Colourable devices refer to sham transactions that lack commercial substance.

According to Ashish Sodhani, Co-founder and Partner of Parakram Legal, the ruling underscores the importance of having a commercial rationale for any transaction.

“The taxpayer was not able to put forth any commercial justification for carrying out the transaction. The judgment serves as a reminder that GAAR is an all encompassing safety net designed to capture colourable devices,” he said.

The case
The taxpayer, Ayodhya Rami Reddy Alla, had purchased shares of Ramky Estate and Farms (REFL). The company subsequently issued bonus shares in the ratio of 1:5 to Alla. Considering the reduction in price per share, the taxpayer immediately sold the shares to another firm, Advisory Services, or ADR, at the reduced price, resulting in a short-term capital loss of ₹462 crore.

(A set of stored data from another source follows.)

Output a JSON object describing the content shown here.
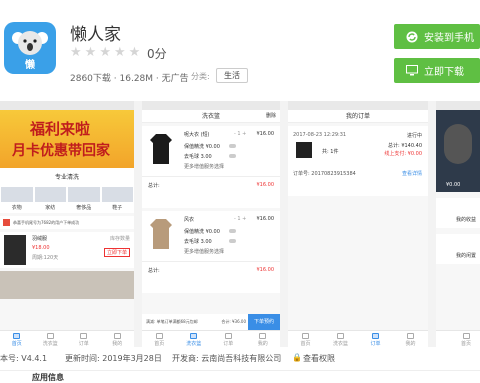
{
  "app": {
    "name": "懒人家",
    "brand": "懒",
    "rating_score": "0分",
    "rating_stars": 0,
    "downloads": "2860下载",
    "size": "16.28M",
    "ads": "无广告",
    "category_label": "分类:",
    "category": "生活"
  },
  "actions": {
    "install_label": "安装到手机",
    "download_label": "立即下载"
  },
  "screenshots": {
    "phone1": {
      "banner_line1": "福利来啦",
      "banner_line2": "月卡优惠带回家",
      "section": "专业清洗",
      "cats": [
        "衣物",
        "家纺",
        "奢侈品",
        "鞋子"
      ],
      "notice": "恭喜手机尾号为7682的用户下单成功",
      "item_name": "羽绒服",
      "item_price": "¥18.00",
      "item_duration": "周期:120天",
      "item_stock": "库存数量",
      "item_add": "立即下单",
      "tabs": [
        "首页",
        "洗衣篮",
        "订单",
        "我的"
      ]
    },
    "phone2": {
      "title": "洗衣篮",
      "delete": "删除",
      "card1": {
        "name": "呢大衣 (短)",
        "qty": "-  1  +",
        "price": "¥16.00",
        "opt1": "保值精洗 ¥0.00",
        "opt2": "去毛球 3.00",
        "opt3": "更多增值服务选择",
        "total_label": "总计:",
        "total": "¥16.00"
      },
      "card2": {
        "name": "风衣",
        "qty": "-  1  +",
        "price": "¥16.00",
        "opt1": "保值精洗 ¥0.00",
        "opt2": "去毛球 3.00",
        "opt3": "更多增值服务选择",
        "total_label": "总计:",
        "total": "¥16.00"
      },
      "footer_note": "满减: 单笔订单满额68元包邮",
      "footer_sum": "合计: ¥36.00",
      "pay": "下单预约",
      "tabs": [
        "首页",
        "洗衣篮",
        "订单",
        "我的"
      ]
    },
    "phone3": {
      "title": "我的订单",
      "date": "2017-08-23 12:29:31",
      "status": "进行中",
      "count": "共: 1件",
      "total": "总计: ¥140.40",
      "paid": "线上支付: ¥0.00",
      "order_no": "订单号: 20170823915384",
      "detail": "查看详情",
      "tabs": [
        "首页",
        "洗衣篮",
        "订单",
        "我的"
      ]
    },
    "phone4": {
      "money": "¥0.00",
      "fns": [
        "我的收益",
        "我的闲置"
      ],
      "tabs": [
        "首页"
      ]
    }
  },
  "info": {
    "version": "版本号: V4.4.1",
    "update_time": "更新时间: 2019年3月28日",
    "developer": "开发商: 云南尚吾科技有限公司",
    "permissions": "查看权限"
  },
  "section_title": "应用信息",
  "colors": {
    "accent": "#5fbf43",
    "price": "#e33333",
    "link": "#3a8ee6"
  }
}
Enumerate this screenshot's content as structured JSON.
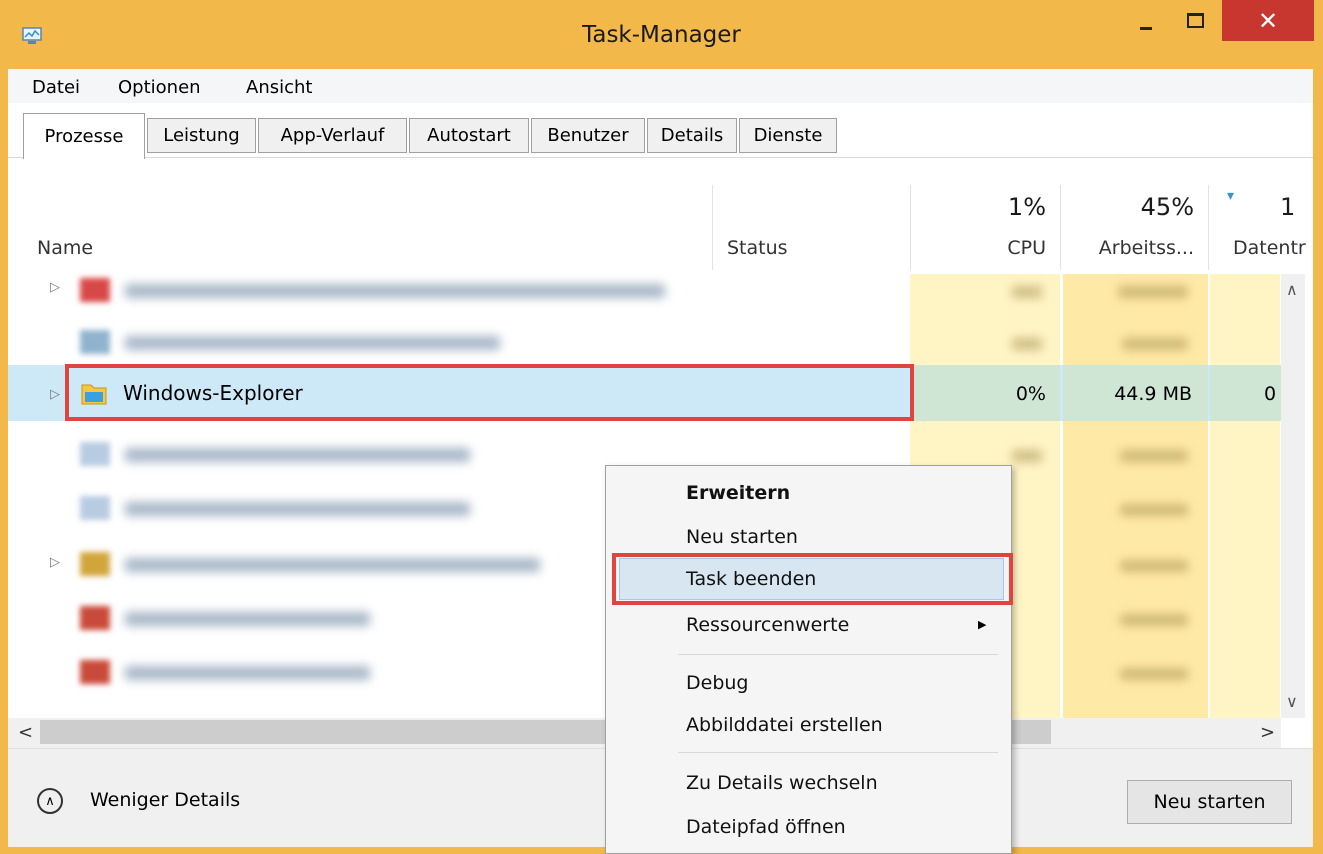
{
  "window": {
    "title": "Task-Manager",
    "close_glyph": "✕"
  },
  "menu": [
    "Datei",
    "Optionen",
    "Ansicht"
  ],
  "tabs": [
    "Prozesse",
    "Leistung",
    "App-Verlauf",
    "Autostart",
    "Benutzer",
    "Details",
    "Dienste"
  ],
  "columns": {
    "name": "Name",
    "status": "Status",
    "cpu": {
      "label": "CPU",
      "pct": "1%"
    },
    "memory": {
      "label": "Arbeitss...",
      "pct": "45%"
    },
    "disk": {
      "label": "Datentr",
      "pct": "1"
    }
  },
  "selected_process": {
    "name": "Windows-Explorer",
    "cpu": "0%",
    "memory": "44.9 MB",
    "disk": "0"
  },
  "context_menu": {
    "items": [
      "Erweitern",
      "Neu starten",
      "Task beenden",
      "Ressourcenwerte",
      "Debug",
      "Abbilddatei erstellen",
      "Zu Details wechseln",
      "Dateipfad öffnen"
    ],
    "submenu_arrow": "▶"
  },
  "footer": {
    "fewer_details": "Weniger Details",
    "restart_button": "Neu starten"
  },
  "icons": {
    "expand": "▷",
    "scroll_up": "∧",
    "scroll_down": "∨",
    "scroll_left": "<",
    "scroll_right": ">",
    "collapse_up": "∧",
    "sort": "▾"
  },
  "colors": {
    "titlebar": "#f2b84a",
    "close": "#c7372f",
    "selection": "#cde8f7",
    "highlight_box": "#e0443e"
  }
}
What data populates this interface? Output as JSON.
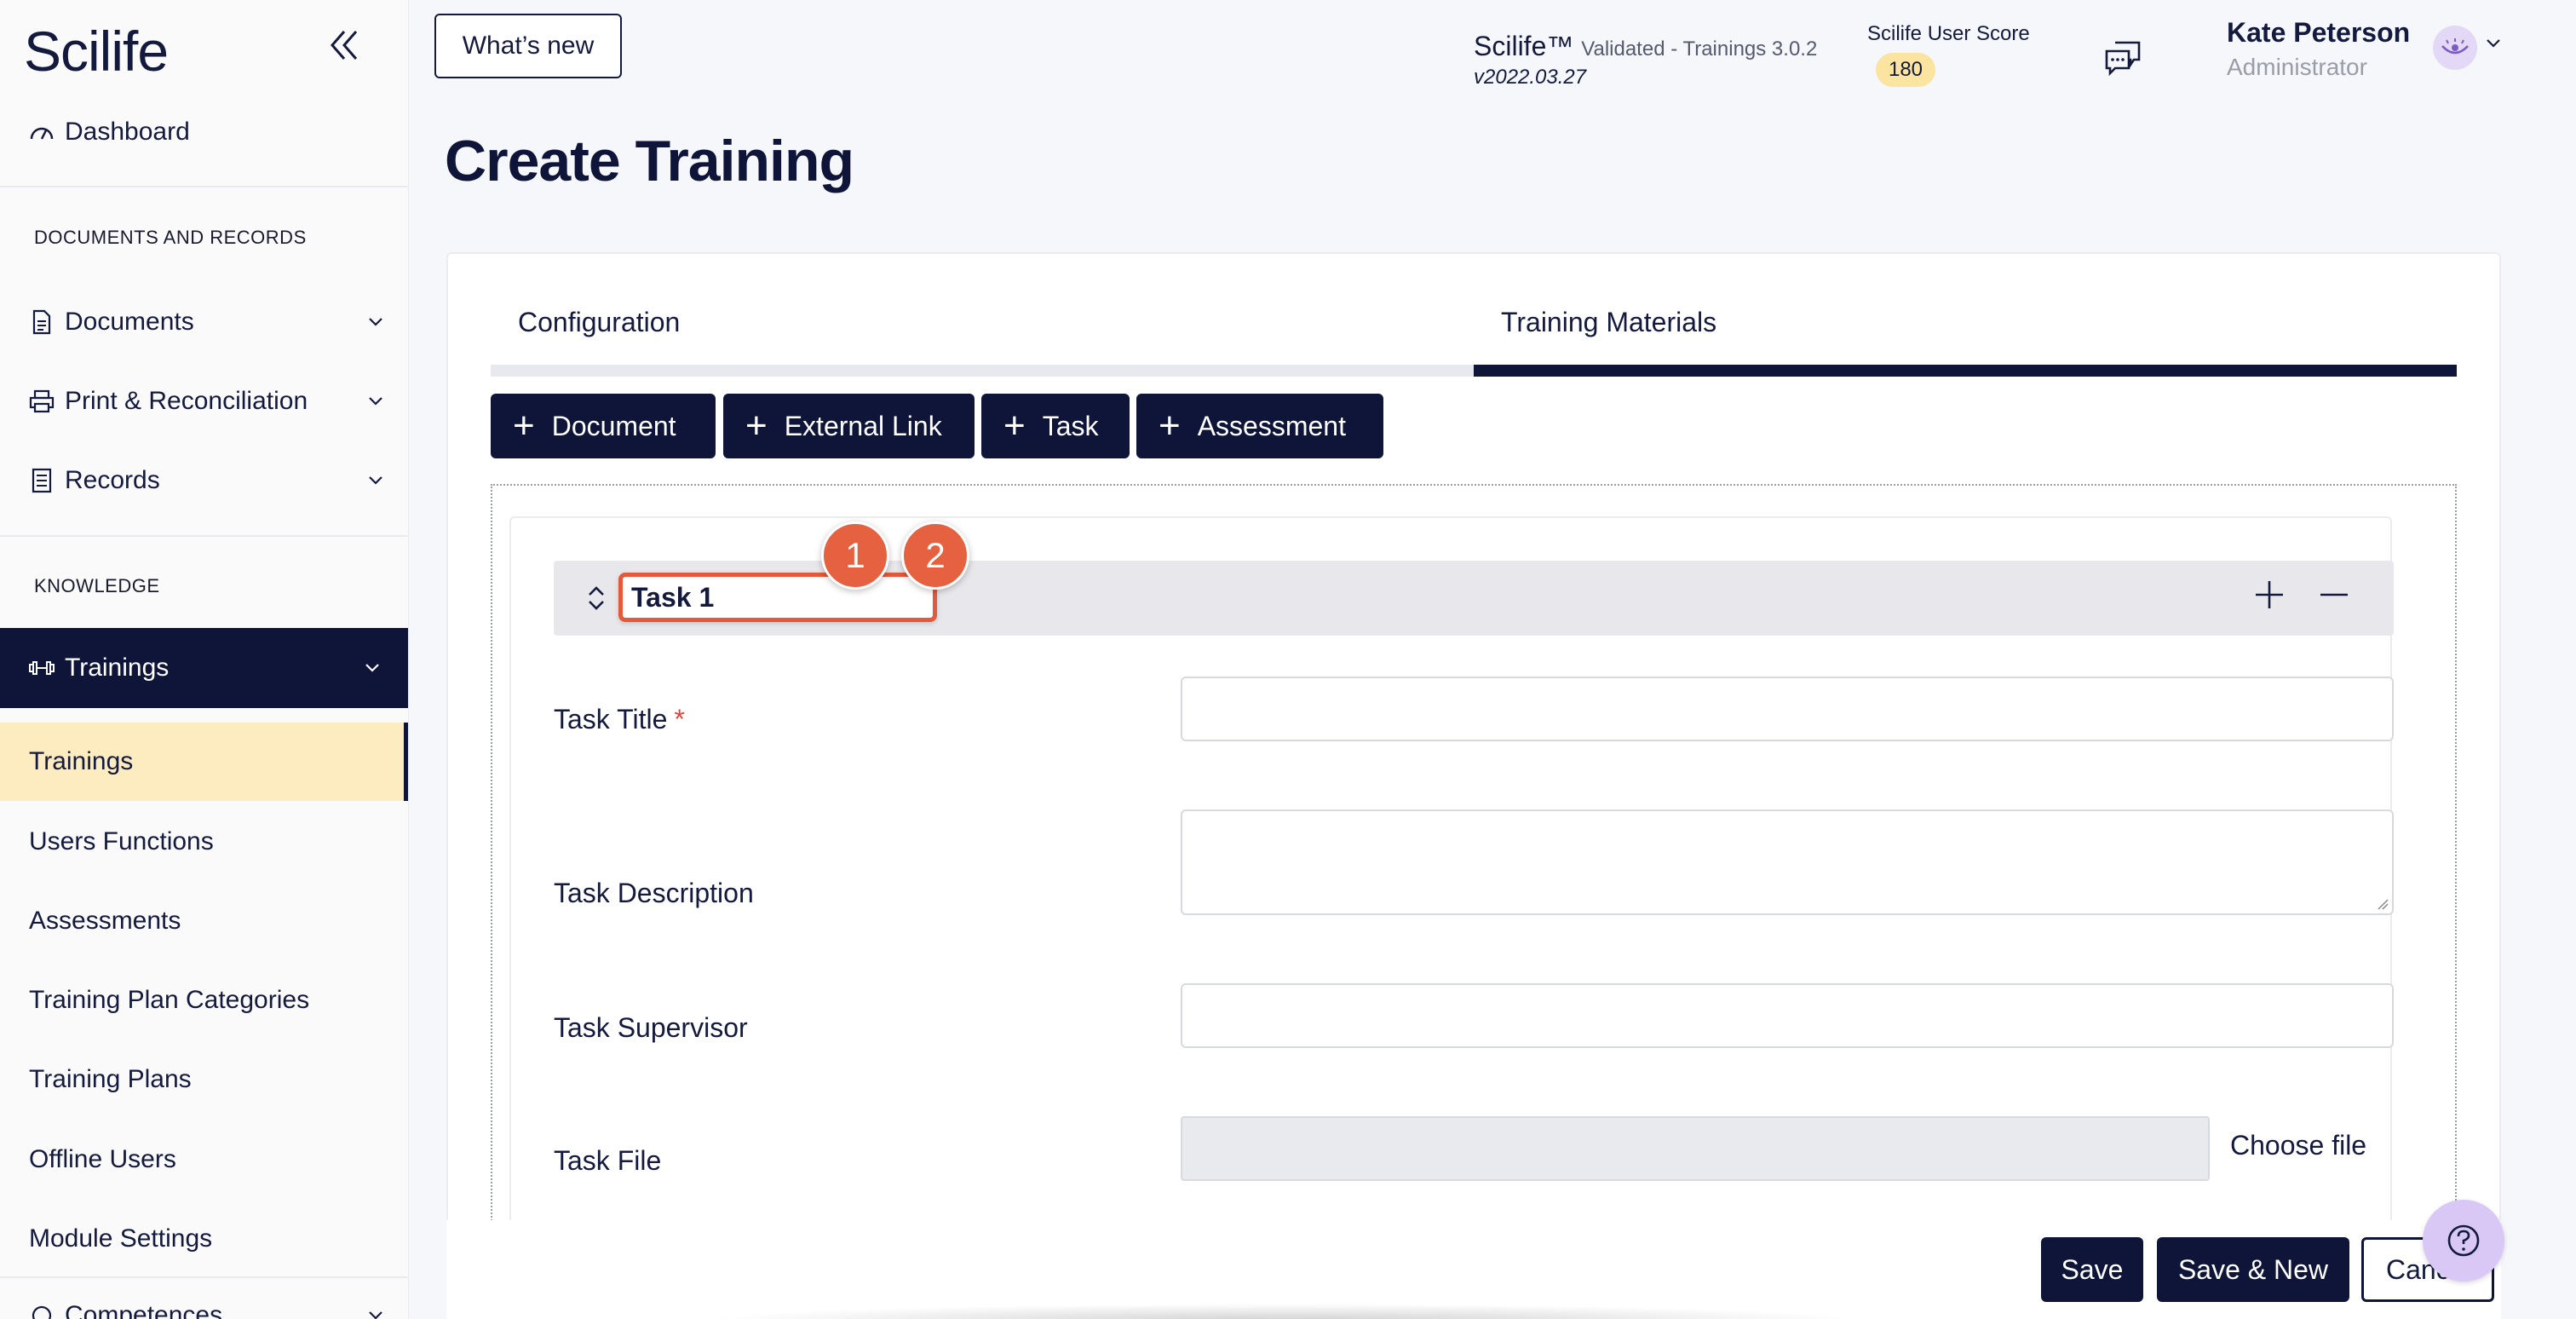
{
  "sidebar": {
    "logo": "Scilife",
    "dashboard_label": "Dashboard",
    "section_documents": "DOCUMENTS AND RECORDS",
    "documents_label": "Documents",
    "print_label": "Print & Reconciliation",
    "records_label": "Records",
    "section_knowledge": "KNOWLEDGE",
    "trainings_group_label": "Trainings",
    "sub_items": [
      "Trainings",
      "Users Functions",
      "Assessments",
      "Training Plan Categories",
      "Training Plans",
      "Offline Users",
      "Module Settings"
    ],
    "next_group_label": "Competences"
  },
  "header": {
    "whats_new": "What’s new",
    "product": "Scilife™",
    "product_detail": "Validated - Trainings 3.0.2",
    "version": "v2022.03.27",
    "score_label": "Scilife User Score",
    "score_value": "180",
    "user_name": "Kate Peterson",
    "user_role": "Administrator"
  },
  "main": {
    "title": "Create Training",
    "tabs": [
      "Configuration",
      "Training Materials"
    ],
    "active_tab": "Training Materials",
    "add_buttons": [
      "Document",
      "External Link",
      "Task",
      "Assessment"
    ],
    "task": {
      "name": "Task 1",
      "markers": [
        "1",
        "2"
      ],
      "fields": {
        "title_label": "Task Title",
        "required_mark": "*",
        "description_label": "Task Description",
        "supervisor_label": "Task Supervisor",
        "file_label": "Task File",
        "choose_file": "Choose file"
      }
    }
  },
  "footer": {
    "save": "Save",
    "save_new": "Save & New",
    "cancel": "Cancel"
  },
  "colors": {
    "navy": "#0e1538",
    "highlight": "#fdecc0",
    "marker": "#e5613f",
    "badge": "#fbe3a0"
  }
}
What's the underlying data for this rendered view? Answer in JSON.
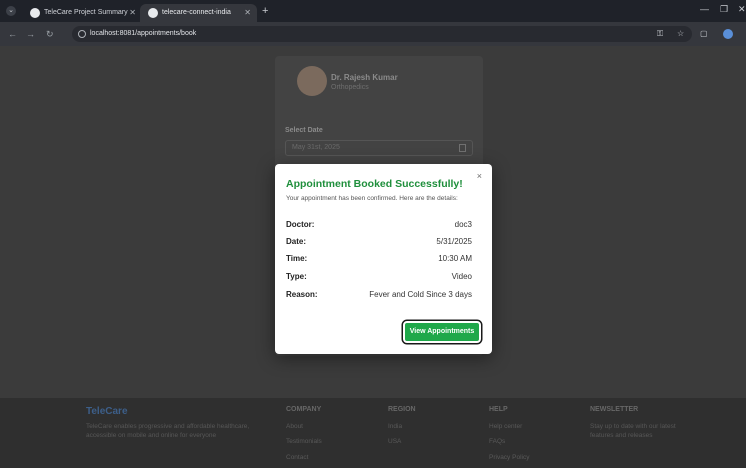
{
  "browser": {
    "tabs": [
      {
        "title": "TeleCare Project Summary"
      },
      {
        "title": "telecare-connect-india"
      }
    ],
    "url": "localhost:8081/appointments/book"
  },
  "page": {
    "doctor": {
      "name": "Dr. Rajesh Kumar",
      "specialty": "Orthopedics"
    },
    "select_date_label": "Select Date",
    "date_value": "May 31st, 2025"
  },
  "footer": {
    "brand": "TeleCare",
    "description": "TeleCare enables progressive and affordable healthcare, accessible on mobile and online for everyone",
    "columns": [
      {
        "heading": "COMPANY",
        "links": [
          "About",
          "Testimonials",
          "Contact"
        ]
      },
      {
        "heading": "REGION",
        "links": [
          "India",
          "USA"
        ]
      },
      {
        "heading": "HELP",
        "links": [
          "Help center",
          "FAQs",
          "Privacy Policy"
        ]
      }
    ],
    "newsletter": {
      "heading": "NEWSLETTER",
      "text": "Stay up to date with our latest features and releases"
    }
  },
  "modal": {
    "title": "Appointment Booked Successfully!",
    "subtitle": "Your appointment has been confirmed. Here are the details:",
    "close_symbol": "×",
    "details": [
      {
        "label": "Doctor:",
        "value": "doc3"
      },
      {
        "label": "Date:",
        "value": "5/31/2025"
      },
      {
        "label": "Time:",
        "value": "10:30 AM"
      },
      {
        "label": "Type:",
        "value": "Video"
      },
      {
        "label": "Reason:",
        "value": "Fever and Cold Since 3 days"
      }
    ],
    "button_label": "View Appointments"
  },
  "colors": {
    "success": "#1f8f3c",
    "button": "#1fa84a",
    "brand": "#3d5f8a"
  }
}
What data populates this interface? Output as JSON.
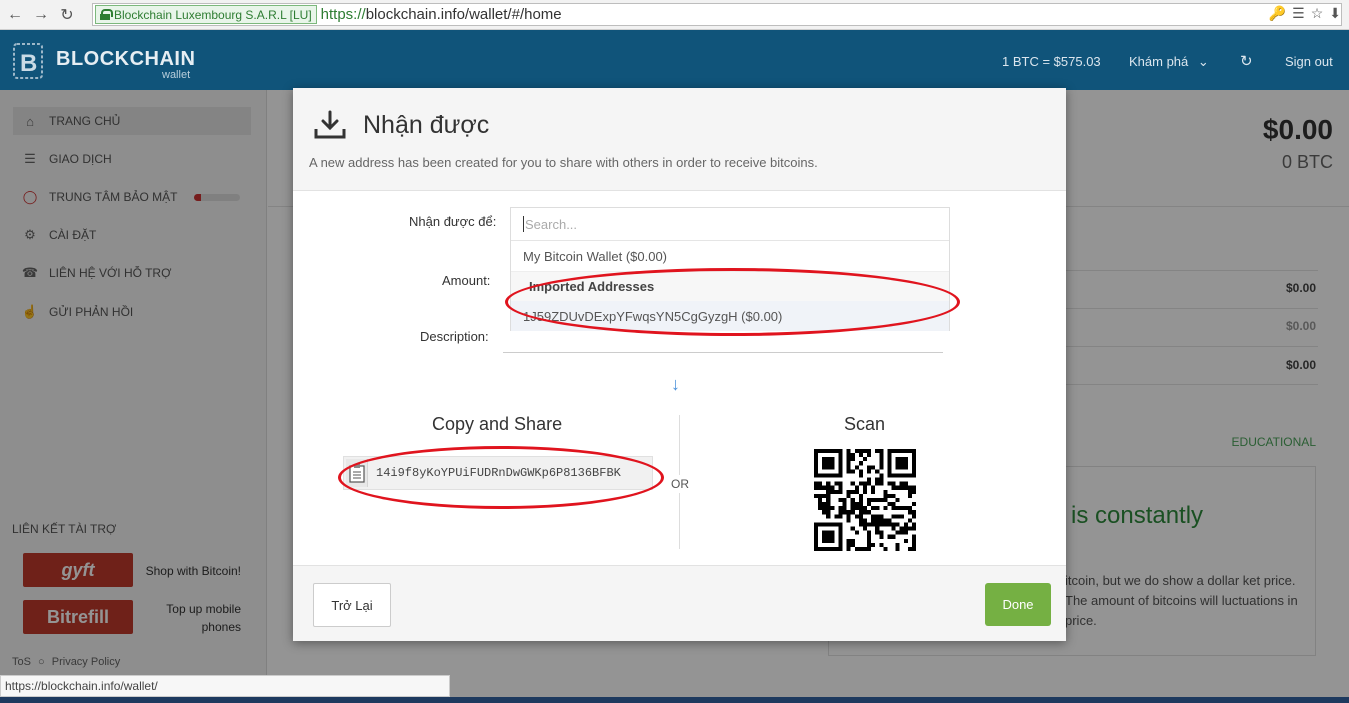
{
  "browser": {
    "ev_label": "Blockchain Luxembourg S.A.R.L [LU]",
    "url_scheme": "https://",
    "url_rest": "blockchain.info/wallet/#/home",
    "status_url": "https://blockchain.info/wallet/"
  },
  "header": {
    "brand": "BLOCKCHAIN",
    "brand_sub": "wallet",
    "rate": "1 BTC = $575.03",
    "explore": "Khám phá",
    "sign_out": "Sign out"
  },
  "sidebar": {
    "items": [
      {
        "label": "TRANG CHỦ",
        "icon": "home-icon"
      },
      {
        "label": "GIAO DỊCH",
        "icon": "list-icon"
      },
      {
        "label": "TRUNG TÂM BẢO MẬT",
        "icon": "lock-icon"
      },
      {
        "label": "CÀI ĐẶT",
        "icon": "gear-icon"
      },
      {
        "label": "LIÊN HỆ VỚI HỖ TRỢ",
        "icon": "headset-icon"
      },
      {
        "label": "GỬI PHẢN HỒI",
        "icon": "thumbs-up-icon"
      }
    ],
    "security_level": 0.15,
    "sponsor_title": "LIÊN KẾT TÀI TRỢ",
    "sponsors": [
      {
        "logo": "gyft",
        "text": "Shop with Bitcoin!"
      },
      {
        "logo": "Bitrefill",
        "text": "Top up mobile phones"
      }
    ],
    "tos": "ToS",
    "privacy": "Privacy Policy"
  },
  "main": {
    "balance_usd": "$0.00",
    "balance_btc": "0 BTC",
    "rows": [
      "$0.00",
      "$0.00",
      "$0.00"
    ],
    "educational": "EDUCATIONAL",
    "edu_big": "is constantly",
    "edu_small": "itcoin, but we do show a dollar ket price. The amount of bitcoins will luctuations in price."
  },
  "modal": {
    "title": "Nhận được",
    "description": "A new address has been created for you to share with others in order to receive bitcoins.",
    "receive_to_label": "Nhận được để:",
    "amount_label": "Amount:",
    "description_label": "Description:",
    "search_placeholder": "Search...",
    "wallet_option": "My Bitcoin Wallet  ($0.00)",
    "imported_group": "Imported Addresses",
    "imported_option": "1J59ZDUvDExpYFwqsYN5CgGyzgH  ($0.00)",
    "copy_title": "Copy and Share",
    "address": "14i9f8yKoYPUiFUDRnDwGWKp6P8136BFBK",
    "or": "OR",
    "scan_title": "Scan",
    "back_button": "Trở Lại",
    "done_button": "Done"
  },
  "colors": {
    "header_bg": "#10547a",
    "done_green": "#75b043",
    "annotation_red": "#e0141e"
  }
}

The taxpayer set off the short-term capital loss incurred on the sale of shares of REFL against the long-term gains made on another transaction: the sale of shares in Ramky Enviro Engineers.

The taxpayer argued that since the transactions undertaken fall under chapter X of the Income Tax Act, 1961 (ITA), a specific anti-avoidance provision (SAAR), GAAR cannot be invoked. Since the relevant provision that should be applicable only refers to units and not shares, that section is also not applicable in the present case. Reliance was placed on the Shome Committee, which also recommended that in cases where SAAR is applicable, GAAR should not be invoked.

Court’s stand
The court ruled that the arrangement was primarily designed to sidestep tax obligations, in direct contravention of the ITA principles, devoid of commercial substance, and should be perceived as a deliberate misuse of the ITA’s provisions, going beyond the intended use of the law, and manipulating it to one’s advantage.

“The Court held that the case in hand was not covered by SAAR since bonus stripping with respect to shares was not covered in the year of dispute and so it upheld the application of GAAR. The principle that GAAR can apply when SAAR does not apply has also been clarified by CBDT in its circular dated January 27, 2017,” said Ashish Karundia, Founder, Ashish Karundia & Co.

The applicability of either GAAR or SAAR would be determined on a case-by-case basis, according to the court.